A total of 21 differential metabolites were identified. 3 core metabolites were consistently selected by the three machine learning methods: Tyrosine, 3-Hydroxy-N,N,N-trimethyl-1-propanaminium chloride and Myristoylglycine. These metabolites showed significant content differences between the two groups, and their levels correlated well with Hamilton Depression Rating Scale scores.
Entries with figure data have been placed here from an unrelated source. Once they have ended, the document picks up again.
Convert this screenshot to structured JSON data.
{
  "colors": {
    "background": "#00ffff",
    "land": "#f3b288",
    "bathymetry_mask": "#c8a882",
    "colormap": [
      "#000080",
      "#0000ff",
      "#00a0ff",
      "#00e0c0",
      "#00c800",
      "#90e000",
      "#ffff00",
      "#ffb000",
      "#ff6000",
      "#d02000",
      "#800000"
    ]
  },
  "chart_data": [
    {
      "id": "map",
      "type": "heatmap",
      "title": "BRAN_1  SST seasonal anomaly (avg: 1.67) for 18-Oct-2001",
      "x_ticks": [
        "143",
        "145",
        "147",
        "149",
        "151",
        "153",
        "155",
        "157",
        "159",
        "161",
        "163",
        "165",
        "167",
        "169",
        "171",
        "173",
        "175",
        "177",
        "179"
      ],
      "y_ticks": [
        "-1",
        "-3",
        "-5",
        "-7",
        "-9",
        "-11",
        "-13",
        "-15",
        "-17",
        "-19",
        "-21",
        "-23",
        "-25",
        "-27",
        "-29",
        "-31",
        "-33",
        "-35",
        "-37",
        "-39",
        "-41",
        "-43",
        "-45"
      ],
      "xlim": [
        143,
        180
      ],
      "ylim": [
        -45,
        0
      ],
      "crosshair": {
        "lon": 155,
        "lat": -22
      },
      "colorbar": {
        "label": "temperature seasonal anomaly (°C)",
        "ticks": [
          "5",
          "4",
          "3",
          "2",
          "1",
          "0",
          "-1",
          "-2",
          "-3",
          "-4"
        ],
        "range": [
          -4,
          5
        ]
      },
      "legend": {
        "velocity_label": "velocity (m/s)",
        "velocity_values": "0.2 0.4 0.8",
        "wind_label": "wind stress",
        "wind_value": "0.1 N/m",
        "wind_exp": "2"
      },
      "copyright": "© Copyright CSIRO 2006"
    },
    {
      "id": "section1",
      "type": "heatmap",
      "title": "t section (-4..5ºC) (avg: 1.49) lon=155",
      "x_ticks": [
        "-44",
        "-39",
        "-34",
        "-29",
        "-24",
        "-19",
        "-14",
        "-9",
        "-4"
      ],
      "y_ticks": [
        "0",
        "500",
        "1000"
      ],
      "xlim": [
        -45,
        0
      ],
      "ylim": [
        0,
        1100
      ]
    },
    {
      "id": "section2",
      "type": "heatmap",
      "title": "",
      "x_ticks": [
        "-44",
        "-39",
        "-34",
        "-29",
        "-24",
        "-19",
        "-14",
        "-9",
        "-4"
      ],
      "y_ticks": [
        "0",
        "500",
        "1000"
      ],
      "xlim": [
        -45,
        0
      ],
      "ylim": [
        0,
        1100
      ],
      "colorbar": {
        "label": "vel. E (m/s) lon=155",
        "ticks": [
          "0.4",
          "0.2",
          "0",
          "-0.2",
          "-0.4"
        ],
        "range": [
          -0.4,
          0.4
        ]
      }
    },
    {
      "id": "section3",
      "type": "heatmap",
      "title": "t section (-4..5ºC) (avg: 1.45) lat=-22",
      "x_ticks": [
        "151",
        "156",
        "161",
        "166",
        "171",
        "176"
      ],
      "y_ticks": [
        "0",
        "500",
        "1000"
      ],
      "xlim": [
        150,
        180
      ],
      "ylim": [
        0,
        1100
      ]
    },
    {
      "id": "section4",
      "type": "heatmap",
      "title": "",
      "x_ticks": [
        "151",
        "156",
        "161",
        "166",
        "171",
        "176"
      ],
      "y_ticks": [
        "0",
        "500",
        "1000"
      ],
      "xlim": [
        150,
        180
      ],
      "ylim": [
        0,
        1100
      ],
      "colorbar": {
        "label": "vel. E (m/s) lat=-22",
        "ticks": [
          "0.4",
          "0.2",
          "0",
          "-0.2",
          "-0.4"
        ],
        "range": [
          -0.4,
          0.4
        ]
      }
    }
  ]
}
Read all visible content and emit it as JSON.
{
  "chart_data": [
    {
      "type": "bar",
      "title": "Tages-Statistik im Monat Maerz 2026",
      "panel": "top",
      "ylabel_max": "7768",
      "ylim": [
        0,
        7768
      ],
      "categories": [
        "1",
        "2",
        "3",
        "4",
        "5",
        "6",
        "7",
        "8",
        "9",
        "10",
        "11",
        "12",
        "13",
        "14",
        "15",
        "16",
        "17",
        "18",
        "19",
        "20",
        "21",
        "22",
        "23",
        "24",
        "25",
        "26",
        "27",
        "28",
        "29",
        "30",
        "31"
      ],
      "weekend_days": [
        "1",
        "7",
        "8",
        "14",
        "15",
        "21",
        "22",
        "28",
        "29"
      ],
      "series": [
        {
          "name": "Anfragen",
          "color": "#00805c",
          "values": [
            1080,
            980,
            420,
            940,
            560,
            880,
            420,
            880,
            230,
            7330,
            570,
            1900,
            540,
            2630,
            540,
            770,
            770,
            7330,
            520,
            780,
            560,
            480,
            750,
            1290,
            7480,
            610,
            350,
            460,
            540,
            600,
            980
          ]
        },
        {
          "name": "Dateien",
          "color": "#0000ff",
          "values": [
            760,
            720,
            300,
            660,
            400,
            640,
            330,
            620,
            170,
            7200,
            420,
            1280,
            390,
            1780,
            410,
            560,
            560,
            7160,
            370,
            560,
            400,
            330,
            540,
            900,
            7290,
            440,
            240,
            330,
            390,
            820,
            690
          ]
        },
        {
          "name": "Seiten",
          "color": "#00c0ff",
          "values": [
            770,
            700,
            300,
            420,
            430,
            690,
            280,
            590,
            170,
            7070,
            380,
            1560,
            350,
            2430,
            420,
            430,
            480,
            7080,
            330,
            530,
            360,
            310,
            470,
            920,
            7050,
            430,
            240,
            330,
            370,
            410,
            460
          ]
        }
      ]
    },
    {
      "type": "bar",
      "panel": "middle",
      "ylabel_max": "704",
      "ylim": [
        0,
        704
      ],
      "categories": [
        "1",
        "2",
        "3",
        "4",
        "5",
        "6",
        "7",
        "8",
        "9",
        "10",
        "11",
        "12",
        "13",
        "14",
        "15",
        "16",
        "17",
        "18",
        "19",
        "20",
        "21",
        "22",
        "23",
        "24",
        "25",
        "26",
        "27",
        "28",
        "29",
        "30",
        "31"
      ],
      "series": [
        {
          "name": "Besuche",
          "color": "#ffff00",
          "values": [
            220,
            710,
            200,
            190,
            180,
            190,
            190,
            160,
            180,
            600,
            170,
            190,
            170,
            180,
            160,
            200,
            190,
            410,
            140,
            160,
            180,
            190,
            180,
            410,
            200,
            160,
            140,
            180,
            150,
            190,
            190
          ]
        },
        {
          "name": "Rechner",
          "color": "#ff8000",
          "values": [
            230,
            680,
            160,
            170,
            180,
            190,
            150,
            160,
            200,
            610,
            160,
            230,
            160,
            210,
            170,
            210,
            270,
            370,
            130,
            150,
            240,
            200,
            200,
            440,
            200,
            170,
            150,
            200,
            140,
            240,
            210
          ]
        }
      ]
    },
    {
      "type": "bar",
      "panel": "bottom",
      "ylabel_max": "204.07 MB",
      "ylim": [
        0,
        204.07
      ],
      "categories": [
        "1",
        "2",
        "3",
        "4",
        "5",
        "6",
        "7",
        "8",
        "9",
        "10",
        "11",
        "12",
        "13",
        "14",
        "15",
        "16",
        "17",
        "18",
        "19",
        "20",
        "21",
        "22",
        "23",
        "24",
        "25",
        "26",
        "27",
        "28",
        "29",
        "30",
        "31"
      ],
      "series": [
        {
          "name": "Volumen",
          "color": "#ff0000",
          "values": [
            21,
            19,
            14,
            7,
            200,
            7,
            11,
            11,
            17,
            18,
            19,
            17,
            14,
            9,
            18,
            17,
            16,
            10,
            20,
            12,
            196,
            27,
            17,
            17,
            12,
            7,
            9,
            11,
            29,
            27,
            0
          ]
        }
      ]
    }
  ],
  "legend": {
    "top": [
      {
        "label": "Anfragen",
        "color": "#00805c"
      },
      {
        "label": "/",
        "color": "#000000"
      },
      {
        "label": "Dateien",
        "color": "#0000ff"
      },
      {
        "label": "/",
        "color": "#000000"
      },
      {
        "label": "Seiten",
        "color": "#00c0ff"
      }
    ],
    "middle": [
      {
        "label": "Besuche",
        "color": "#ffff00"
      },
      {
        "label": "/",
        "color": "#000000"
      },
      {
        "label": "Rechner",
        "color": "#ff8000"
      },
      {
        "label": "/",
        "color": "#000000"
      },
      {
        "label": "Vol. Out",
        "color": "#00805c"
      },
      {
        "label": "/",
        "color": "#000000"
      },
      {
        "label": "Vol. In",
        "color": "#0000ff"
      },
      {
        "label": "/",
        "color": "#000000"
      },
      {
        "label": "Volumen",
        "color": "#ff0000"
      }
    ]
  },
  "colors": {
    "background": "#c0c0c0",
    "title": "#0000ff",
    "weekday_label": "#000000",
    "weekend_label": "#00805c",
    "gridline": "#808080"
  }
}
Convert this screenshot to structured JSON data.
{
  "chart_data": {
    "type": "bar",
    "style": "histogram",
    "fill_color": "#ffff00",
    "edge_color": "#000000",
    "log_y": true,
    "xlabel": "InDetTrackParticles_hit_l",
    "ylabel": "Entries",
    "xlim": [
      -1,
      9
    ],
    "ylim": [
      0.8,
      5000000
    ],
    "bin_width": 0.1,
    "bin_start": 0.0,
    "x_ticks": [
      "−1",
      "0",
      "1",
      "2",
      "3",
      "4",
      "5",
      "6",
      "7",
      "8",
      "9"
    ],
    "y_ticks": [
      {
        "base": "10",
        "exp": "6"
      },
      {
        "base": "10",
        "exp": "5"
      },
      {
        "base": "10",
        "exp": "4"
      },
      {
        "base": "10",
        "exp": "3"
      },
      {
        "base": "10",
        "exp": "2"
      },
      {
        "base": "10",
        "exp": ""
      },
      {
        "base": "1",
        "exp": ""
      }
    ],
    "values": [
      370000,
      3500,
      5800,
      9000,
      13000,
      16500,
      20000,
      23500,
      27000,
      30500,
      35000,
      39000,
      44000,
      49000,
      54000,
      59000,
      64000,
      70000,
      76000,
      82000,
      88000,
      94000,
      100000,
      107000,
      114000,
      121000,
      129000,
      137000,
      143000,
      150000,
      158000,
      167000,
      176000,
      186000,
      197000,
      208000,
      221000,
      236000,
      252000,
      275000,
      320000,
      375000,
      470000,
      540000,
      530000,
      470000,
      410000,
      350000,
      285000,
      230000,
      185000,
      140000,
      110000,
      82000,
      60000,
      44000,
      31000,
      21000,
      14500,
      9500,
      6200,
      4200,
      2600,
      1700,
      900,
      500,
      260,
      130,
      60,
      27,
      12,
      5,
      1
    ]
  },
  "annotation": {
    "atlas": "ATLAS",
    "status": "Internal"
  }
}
A logistic regression model built with three of these metabolites demonstrated excellent diagnostic performance in the training set, with an AUC of 0.944. The average AUC remained 0.936 after 5-fold cross-validation, and the independent validation set was 0.968.

Conclusion

This study identified a panel of core metabolites in the peripheral blood of adolescents with depression, involving amino acid, lipid, and energy metabolism pathways. The diagnostic model based on these metabolites shows high discriminatory power, provides new insights into the metabolic mechanisms of adolescent depression, and demonstrates potential as an objective auxiliary diagnostic tool. Future external validation in multi-center, large-sample cohorts is needed to advance its clinical translation.

Clinical trial number

Our study is a clinical observational study, so clinical trial number: not applicable.